Opening up to the outside world is as essential as domestic liberalization, and the two complement each other. The circumstances of Chinese companies and entrepreneurs will profoundly influence global entrepreneurs’ perceptions of China. Recently, Craig Allen, president of the U.S.-China Business Council, indicated that favorable treatment of private domestic enterprises would boost foreign investment confidence in China. This sentiment reveals the symbiotic relationship between domestic and foreign enterprises, characterized by both competition and mutual understanding. The Chinese government should steadfastly advance high-level openness to the outside world, promote fair competition among enterprises from all nations, and create a business environment characterized by market-orientation, rule of law and internationalization. In particular, it should wholeheartedly respect and cherish entrepreneurs, vigorously managing the public opinion environment that readily stigmatizes them. Recently, the Cyberspace Administration of China held a symposium to optimize the online business environment, promising to address harmful online information that troubles enterprises and entrepreneurs and focus on enhancing the online business environment. This requires scrutinizing the roots of unfavorable public opinion and uprooting its breeding ground. Correcting the mindset of a portion of the population that is hostile to business, and sees private enterprises and foreign investment as alien forces, is a challenging task that requires long-term commitment from governments at all levels.

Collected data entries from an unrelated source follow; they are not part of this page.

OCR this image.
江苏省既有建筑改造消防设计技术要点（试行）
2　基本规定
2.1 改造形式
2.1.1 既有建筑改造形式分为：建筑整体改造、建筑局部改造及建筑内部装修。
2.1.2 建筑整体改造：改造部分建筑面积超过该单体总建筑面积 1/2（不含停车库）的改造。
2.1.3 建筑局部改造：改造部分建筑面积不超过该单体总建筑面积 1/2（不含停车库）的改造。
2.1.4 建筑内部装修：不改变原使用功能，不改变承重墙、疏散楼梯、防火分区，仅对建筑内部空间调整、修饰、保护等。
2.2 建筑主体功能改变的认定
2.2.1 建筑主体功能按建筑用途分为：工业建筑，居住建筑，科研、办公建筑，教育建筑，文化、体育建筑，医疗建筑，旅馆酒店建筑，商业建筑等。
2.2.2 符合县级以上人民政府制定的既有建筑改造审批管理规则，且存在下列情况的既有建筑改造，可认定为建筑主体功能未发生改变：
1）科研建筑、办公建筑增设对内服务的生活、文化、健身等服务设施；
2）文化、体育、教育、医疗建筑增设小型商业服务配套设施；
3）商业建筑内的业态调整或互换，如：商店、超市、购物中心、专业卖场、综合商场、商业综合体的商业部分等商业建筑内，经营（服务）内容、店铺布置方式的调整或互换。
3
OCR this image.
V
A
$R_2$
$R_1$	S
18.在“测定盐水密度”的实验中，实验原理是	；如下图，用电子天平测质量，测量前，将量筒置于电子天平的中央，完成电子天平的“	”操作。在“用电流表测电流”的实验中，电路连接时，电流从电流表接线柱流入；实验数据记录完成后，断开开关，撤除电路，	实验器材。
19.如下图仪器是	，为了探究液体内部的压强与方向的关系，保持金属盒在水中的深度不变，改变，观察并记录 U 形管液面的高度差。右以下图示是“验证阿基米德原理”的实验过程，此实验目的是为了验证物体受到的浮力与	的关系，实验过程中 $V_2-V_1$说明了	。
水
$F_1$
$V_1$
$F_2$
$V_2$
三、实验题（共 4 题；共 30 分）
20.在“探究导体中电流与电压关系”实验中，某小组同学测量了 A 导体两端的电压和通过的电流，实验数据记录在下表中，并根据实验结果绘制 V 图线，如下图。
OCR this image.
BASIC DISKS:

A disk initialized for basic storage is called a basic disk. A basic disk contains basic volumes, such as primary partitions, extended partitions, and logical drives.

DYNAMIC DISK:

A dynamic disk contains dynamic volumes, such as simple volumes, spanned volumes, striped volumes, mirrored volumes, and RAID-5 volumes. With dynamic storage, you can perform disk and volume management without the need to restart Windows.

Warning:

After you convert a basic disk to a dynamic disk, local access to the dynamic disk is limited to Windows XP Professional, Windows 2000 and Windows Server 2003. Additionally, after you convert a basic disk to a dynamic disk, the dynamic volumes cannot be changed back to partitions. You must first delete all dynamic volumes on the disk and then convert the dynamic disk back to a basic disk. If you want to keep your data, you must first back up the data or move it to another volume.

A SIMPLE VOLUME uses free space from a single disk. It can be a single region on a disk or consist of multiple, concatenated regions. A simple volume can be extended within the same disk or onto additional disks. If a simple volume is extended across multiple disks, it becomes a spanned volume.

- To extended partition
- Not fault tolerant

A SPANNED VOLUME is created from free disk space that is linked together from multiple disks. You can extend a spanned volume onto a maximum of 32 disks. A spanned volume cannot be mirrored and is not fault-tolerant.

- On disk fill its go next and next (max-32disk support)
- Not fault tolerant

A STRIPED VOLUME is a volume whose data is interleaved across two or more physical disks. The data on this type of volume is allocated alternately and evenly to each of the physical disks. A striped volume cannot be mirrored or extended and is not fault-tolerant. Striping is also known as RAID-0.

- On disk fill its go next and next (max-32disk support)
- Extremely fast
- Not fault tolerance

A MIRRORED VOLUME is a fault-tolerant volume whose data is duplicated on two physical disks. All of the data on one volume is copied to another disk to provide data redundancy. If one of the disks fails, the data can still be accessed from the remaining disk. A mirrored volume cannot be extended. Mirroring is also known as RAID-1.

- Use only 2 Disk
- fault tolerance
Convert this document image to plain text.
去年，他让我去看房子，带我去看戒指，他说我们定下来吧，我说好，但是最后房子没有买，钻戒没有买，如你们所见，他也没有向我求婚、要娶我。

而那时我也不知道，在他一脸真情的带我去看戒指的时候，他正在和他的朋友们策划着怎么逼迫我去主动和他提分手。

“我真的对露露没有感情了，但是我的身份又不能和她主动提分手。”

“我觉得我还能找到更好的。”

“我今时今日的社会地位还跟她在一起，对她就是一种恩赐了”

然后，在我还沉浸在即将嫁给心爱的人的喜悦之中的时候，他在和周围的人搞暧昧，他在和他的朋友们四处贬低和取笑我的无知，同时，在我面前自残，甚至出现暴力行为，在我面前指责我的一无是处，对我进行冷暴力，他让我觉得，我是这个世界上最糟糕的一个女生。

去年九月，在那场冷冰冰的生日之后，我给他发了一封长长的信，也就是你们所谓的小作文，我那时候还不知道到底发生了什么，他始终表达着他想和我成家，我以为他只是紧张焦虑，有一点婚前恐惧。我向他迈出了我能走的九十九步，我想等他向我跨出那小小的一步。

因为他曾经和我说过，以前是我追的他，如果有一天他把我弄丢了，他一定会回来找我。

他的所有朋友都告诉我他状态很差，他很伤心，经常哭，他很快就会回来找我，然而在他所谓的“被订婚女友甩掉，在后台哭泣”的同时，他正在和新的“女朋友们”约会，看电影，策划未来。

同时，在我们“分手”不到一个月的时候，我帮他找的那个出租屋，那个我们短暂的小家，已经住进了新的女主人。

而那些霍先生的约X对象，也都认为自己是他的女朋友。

Currently, China’s economy is gradually getting back on track, but its foundation remains unstable, which can be seen in the recent lackluster investment and consumption data, the emergence of financial risks in some regions, and severe weakness in the labor market for youth. To reinvigorate China’s economy, the foundational role of domestic and foreign enterprises must be leveraged. Of course, this in no way suggests that entrepreneurs should be treated with a purely utilitarian or opportunistic attitude. All levels of government must treat domestic and foreign capital the same, proactively address their concerns and effectively allay their worries.
This will not only thwart any schemes for “decoupling and disconnection” but will also allow China’s economy to navigate past perilous shoals and get onto a path of high-quality development characterized by sustained growth and a hopeful populace.